Institute of Neurosurgery, Section of Pediatric Neurosurgery, Catholic University Medical School, Rome, Italy
Background. Moyamoya is a progressive occlusive cerebrovascular disease which affects the distal internal carotid artery and its main branches, and is characterized, from a clinical point of view, by a variety of ischemic manifestations ranging from transient ischemic attacks (TIA) to stroke. Although considered until recently as almost specific of Japanese population, it can also affect individuals of different origin, and there is an increasing interest for this rare disease in Western medical literature. Nonetheless papers dealing with moyamoya disease in pediatric age are still very rare and almost exclusively limited to isolated case reports. These considerations prompted us to review our experience with the diagnosis and treatment of such unusual disease.
Methods. Nine children (seven months to nine years of age) presented with clinical manifestations of occlusive cerebrovascular disease (TIAs or stroke), epilepsy, and/or psychomotor retardation. Neuroradiological investigation, and in particular cerebral angiography, demonstrated the classical pattern of moyamoya disease. Eight of these children underwent cerebral revascularization utilizing the encephalomyosynangiosis (EMS) technique, with a total of 14 operations (six on both sides, two on one side).
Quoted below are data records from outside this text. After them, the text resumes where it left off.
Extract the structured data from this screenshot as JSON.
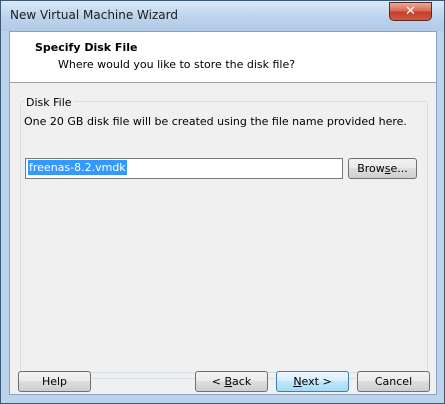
{
  "window": {
    "title": "New Virtual Machine Wizard",
    "close_glyph": "✕"
  },
  "header": {
    "title": "Specify Disk File",
    "subtitle": "Where would you like to store the disk file?"
  },
  "disk_file": {
    "group_label": "Disk File",
    "description": "One 20 GB disk file will be created using the file name provided here.",
    "file_name": "freenas-8.2.vmdk",
    "browse": {
      "pre": "Brow",
      "accel": "s",
      "post": "e..."
    }
  },
  "buttons": {
    "help": "Help",
    "back": {
      "pre": "< ",
      "accel": "B",
      "post": "ack"
    },
    "next": {
      "accel": "N",
      "post": "ext >"
    },
    "cancel": "Cancel"
  },
  "colors": {
    "selection": "#3399ff",
    "close_button": "#c4402b",
    "title_bar": "#bcd3ec"
  }
}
Results. There was no mortality neither major morbidity related to surgery. One patient with renovascular hypertension, died at home approximately six months after a successful operation, probably from cerebral hemorrhage. In all the cases postoperative angiography revealed a marked improvement in cerebral circulation. However, in spite of the apparently normalized cerebral blood flow, clinical manifestations were affected less significantly. In fact, there was only minimal if any improvement in children operated on with an already established hemiplegia; whereas improvement in motor ability was obtained in those presenting with hemiparesis or TIAs, as well as in epilepsy and psychomotor retardation.
Conclusions. On the grounds of our results we conclude that cerebral revascularization (by means of a simple operation like the EMS) in children with moyamoya disease is worthwhile, provided that the operation be performed before irreversible cerebral damage is established; however, even under these circumstances the operation can at least stop the progression of the disease.